Although he said so, he knew in his heart that it was not that easy: when operating through the esophagus, the surgeon's operating tools would inevitably compete for the airway. This means that this operation is actually very difficult. However, if he chooses to retreat at this time, the patient will have no chance at all.

After everything was ready, Dr. Liu began to inject the anesthetic.

1, 2, 3... When he got to 10, Dr. Liu told the director of the laparoscopy room: We can do the operation now.

Everyone was stunned, and that expression seemed to be saying: Is this okay?

However, when the mirror entered the mouth, the patient did not react at all.

What they didn't know was that in order to ensure the safety of the patient, Dr. Liu had calculated the anesthesia to the minute: it took about ten seconds for the anesthetic to enter the blood vessels from the arm vein and flow through the brain. Ten seconds later, he asked them to step into the mirror. It took several more seconds from aiming at the mouth to entering the throat. Plus the patient was weak, the time should be just right.
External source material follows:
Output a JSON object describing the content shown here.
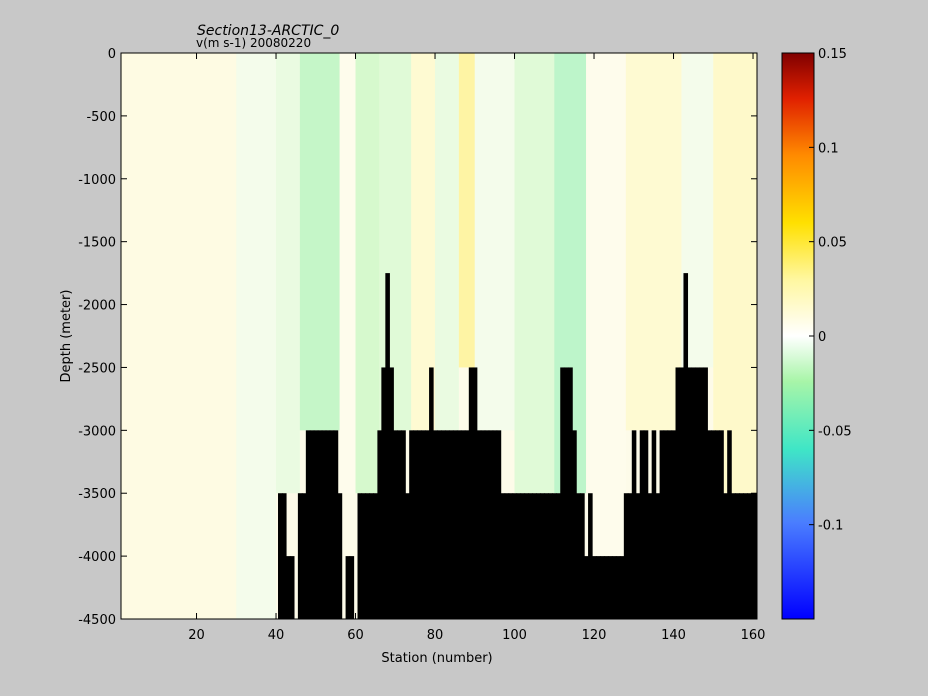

Under light anesthesia and high-flow oxygen inhalation, the director of the laparoscopy room used an esophageal dilator to temporarily open a hole in the patient's esophagus under the close monitoring of Dr. Liu. Then, a stent was inserted.

Seeing the stretched esophagus, everyone couldn't help but say "good".

Yes, this stent is the channel that saved his life. With this channel, his nutritional status can be effectively restored and subsequent treatment can be discussed.

While everyone was celebrating, Dr. Liu continued to stare at all the data on the monitor. His work was not truly over until the patient woke up and left the operating table with completely normal vital signs.